G20 momentum kolaborasikan tata kelola energi, pangan dan biodiversitas

Laksana Tri Handoko, Kepala Badan Riset dan Inovasi Nasional (BRIN)
Sumber: Kanal Youtube BRIN 

Jakarta – Presidensi G20 yang akan dihelat di penghujung 2022 menjadi momentum tepat untuk mendukung inisiatif Indonesia mengatur tata kelola energi, pangan dan biodiversitas. Selama ini, ketiga bidang tersebut menjadi topik tersulit untuk dikolaborasikan, karena tata kelolanya juga belum pernah ada.

“Ada kekhawatiran di masing-masing negara dan potensi penyalahgunaan tinggi. Energi juga demikian. Energi terkait kedaulatan negara,” ujar Kepala Badan Riset dan Inovasi Nasional (BRIN), Laksana Tri Handoko dalam rilis tertulis, Rabu (4/5).

Hal itu diungkapkan Laksana pada pertemuan Research and Innovation Initiative Gathering (RIIG), sebuah pertemuan para menteri riset dan inovasi dari berbagai negara, rangkaian kesempatan Presidensi G20.

Lebih lanjut mengenai pentingnya kolaborasi, menurutnya, komunitas periset sudah mulai menyadarinya sejak mulai pandemi.

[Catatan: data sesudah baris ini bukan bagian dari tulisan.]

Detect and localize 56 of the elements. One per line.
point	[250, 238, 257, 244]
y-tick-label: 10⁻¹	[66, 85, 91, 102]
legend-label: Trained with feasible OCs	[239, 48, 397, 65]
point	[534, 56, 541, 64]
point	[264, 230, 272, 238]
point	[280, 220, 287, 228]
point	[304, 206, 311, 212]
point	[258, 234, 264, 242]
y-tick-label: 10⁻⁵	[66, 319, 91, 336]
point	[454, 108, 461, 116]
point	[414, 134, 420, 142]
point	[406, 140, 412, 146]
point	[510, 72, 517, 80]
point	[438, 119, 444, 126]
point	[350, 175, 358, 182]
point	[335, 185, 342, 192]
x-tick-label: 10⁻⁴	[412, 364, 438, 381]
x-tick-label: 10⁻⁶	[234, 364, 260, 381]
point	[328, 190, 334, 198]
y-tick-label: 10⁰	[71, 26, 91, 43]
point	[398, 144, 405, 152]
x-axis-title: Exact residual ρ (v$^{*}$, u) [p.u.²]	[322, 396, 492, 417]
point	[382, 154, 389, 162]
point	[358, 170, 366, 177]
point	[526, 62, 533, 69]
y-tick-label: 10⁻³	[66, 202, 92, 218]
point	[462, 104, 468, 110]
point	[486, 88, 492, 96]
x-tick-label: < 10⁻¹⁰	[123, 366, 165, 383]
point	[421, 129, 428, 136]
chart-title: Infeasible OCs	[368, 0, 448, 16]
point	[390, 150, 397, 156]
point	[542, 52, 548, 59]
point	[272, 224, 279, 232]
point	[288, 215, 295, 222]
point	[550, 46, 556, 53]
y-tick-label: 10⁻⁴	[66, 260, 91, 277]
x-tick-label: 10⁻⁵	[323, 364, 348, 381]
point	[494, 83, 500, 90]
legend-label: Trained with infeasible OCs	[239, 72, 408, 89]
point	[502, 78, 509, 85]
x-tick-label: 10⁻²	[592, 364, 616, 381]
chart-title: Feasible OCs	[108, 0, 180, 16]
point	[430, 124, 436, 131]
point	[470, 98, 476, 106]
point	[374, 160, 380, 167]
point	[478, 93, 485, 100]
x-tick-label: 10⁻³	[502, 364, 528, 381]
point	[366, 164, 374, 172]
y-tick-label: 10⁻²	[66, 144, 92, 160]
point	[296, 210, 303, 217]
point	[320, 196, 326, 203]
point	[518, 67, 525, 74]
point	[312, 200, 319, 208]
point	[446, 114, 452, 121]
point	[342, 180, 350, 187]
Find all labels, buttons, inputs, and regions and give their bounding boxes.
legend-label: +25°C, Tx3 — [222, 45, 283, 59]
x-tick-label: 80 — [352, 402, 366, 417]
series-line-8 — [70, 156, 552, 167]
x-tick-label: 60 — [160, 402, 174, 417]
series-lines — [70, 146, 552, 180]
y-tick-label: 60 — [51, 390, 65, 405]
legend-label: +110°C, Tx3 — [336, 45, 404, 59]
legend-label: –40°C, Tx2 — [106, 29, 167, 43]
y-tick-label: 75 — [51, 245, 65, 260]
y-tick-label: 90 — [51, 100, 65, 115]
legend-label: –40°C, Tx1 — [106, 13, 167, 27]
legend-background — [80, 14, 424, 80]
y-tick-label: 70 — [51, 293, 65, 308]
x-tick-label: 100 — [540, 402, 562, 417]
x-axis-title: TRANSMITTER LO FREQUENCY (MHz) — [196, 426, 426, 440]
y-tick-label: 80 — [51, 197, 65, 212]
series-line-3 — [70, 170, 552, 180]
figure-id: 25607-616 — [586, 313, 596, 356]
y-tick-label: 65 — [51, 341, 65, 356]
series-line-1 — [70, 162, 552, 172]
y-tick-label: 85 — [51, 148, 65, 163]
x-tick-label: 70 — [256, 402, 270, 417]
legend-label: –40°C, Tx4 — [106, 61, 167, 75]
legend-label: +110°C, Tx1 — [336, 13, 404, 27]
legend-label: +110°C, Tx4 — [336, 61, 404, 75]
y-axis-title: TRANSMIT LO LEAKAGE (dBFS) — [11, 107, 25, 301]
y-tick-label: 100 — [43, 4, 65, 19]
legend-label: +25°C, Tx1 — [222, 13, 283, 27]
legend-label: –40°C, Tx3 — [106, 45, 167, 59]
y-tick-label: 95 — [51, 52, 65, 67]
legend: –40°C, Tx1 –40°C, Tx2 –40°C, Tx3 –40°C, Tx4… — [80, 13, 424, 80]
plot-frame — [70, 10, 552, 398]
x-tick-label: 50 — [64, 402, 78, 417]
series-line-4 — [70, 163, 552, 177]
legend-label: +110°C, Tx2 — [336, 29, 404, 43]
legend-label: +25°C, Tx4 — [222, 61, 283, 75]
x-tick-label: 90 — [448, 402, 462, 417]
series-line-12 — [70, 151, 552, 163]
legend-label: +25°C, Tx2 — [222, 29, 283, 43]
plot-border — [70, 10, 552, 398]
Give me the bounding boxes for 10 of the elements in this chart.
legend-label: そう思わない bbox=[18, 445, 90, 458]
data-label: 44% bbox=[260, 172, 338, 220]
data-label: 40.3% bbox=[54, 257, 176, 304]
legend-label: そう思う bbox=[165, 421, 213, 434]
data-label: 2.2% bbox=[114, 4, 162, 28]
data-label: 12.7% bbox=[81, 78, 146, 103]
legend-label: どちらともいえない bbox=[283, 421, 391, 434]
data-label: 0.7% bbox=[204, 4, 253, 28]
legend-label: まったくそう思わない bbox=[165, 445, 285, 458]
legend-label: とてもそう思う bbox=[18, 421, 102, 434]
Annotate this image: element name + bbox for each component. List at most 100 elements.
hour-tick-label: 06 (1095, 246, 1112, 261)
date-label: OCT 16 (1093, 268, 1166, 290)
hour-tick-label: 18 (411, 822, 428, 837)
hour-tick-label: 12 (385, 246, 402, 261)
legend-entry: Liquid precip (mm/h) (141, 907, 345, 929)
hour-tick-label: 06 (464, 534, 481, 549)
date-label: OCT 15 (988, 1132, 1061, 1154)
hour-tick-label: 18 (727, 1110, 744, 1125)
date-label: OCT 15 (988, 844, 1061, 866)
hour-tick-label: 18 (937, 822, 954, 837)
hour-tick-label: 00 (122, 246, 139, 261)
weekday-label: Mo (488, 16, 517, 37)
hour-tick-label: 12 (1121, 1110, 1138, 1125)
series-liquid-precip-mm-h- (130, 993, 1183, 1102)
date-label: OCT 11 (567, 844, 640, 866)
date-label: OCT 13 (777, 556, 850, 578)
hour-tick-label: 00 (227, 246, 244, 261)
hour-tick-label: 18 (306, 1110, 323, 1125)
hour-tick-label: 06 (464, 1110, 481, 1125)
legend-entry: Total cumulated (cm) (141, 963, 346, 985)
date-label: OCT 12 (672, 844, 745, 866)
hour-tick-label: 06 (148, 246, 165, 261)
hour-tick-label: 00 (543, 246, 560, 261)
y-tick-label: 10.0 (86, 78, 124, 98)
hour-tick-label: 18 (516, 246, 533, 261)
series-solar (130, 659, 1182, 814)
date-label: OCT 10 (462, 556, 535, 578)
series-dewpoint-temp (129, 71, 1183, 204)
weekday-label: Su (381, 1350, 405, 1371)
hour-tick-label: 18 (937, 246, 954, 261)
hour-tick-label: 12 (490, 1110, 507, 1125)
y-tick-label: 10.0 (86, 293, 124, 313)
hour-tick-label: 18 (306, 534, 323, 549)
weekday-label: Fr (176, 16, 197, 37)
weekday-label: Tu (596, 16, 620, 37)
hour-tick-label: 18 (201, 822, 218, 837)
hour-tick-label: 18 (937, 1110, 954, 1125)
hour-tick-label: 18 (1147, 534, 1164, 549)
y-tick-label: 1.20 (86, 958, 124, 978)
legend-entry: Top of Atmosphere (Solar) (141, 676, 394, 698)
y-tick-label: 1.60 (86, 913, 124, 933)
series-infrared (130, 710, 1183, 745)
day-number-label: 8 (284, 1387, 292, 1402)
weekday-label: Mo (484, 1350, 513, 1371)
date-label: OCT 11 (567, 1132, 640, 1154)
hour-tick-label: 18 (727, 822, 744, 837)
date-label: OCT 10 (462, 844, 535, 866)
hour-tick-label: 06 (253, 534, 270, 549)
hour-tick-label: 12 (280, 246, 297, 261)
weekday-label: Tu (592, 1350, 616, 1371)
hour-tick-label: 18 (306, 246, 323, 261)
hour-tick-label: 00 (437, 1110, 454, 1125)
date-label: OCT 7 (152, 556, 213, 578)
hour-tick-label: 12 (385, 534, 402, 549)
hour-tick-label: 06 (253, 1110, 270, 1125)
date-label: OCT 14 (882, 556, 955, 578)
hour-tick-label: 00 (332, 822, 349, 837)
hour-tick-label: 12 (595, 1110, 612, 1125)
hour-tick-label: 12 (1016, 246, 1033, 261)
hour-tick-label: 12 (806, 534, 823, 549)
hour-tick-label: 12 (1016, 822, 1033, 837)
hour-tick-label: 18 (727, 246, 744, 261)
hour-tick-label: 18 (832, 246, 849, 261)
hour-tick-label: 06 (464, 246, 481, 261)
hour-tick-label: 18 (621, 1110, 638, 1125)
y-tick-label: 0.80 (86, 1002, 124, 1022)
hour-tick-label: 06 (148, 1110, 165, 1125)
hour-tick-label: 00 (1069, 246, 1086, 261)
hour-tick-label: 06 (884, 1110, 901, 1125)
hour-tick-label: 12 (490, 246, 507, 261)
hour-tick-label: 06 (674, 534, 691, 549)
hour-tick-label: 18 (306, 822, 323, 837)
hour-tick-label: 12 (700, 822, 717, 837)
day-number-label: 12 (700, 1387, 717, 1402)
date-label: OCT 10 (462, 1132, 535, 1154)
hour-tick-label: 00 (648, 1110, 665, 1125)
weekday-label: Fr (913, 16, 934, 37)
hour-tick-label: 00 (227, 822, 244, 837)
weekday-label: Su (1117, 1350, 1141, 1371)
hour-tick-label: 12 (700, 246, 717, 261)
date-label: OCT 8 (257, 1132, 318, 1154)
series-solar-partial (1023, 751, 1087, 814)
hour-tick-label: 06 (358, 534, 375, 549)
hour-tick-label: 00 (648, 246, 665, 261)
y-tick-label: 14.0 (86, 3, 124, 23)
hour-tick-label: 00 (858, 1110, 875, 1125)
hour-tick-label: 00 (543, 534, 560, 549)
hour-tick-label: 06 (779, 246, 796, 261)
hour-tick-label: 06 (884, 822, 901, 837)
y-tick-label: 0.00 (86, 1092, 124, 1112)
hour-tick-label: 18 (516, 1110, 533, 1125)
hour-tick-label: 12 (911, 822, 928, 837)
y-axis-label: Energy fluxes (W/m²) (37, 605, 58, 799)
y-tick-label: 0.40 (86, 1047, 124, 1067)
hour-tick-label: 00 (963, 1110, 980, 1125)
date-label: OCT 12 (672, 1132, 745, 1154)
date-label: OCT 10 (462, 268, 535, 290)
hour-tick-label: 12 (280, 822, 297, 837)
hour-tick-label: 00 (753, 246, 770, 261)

Sejak itu, mereka mulai mengubah cara berfikir bahwa mereka tidak bisa berjalan sendirian.

Apalagi Indonesia memiliki 30 ribuan spesies di darat, belum di laut. Sementara hanya 50 spesies yang sudah benar-benar jadi obat.

“Mengapa hanya sedikit? Karena kita belum mampu melakukan riset sendirian hingga menjadi produk. Untuk itu perlu kolaborasi.”

Handoko menegaskan, BRIN lembaga baru bagi Indonesia dan dunia. BRIN sebagai role model lembaga yang melakukan aktivitas riset dan inovasi, bukan hanya di Indonesia melainkan juga di dunia. Melalui RIIG, BRIN membangun dan melakukan kolaborasi.

“Kami berinisiatif menjual kolaborasi potensi riset yang dilakukan bersama Indonesia, khususnya di topik pangan dan energi,” jelasnya.

Adapun pangan dan energi, termasuk biodiversitas adalah modal dasar bagi suatu negara. Ia menguraikan, ada dua fokus yang ditekankan dalam RIIG. Pertama, bagaimana Indonesia bisa memperkuat kolaborasi sharing fasilitas. Kedua, bagaimana mengatur tata kelola kolaborasi riset multinegara. Keduanya difokuskan agar Indonesia bisa melakukan kolaborasi riset di masa mendatang.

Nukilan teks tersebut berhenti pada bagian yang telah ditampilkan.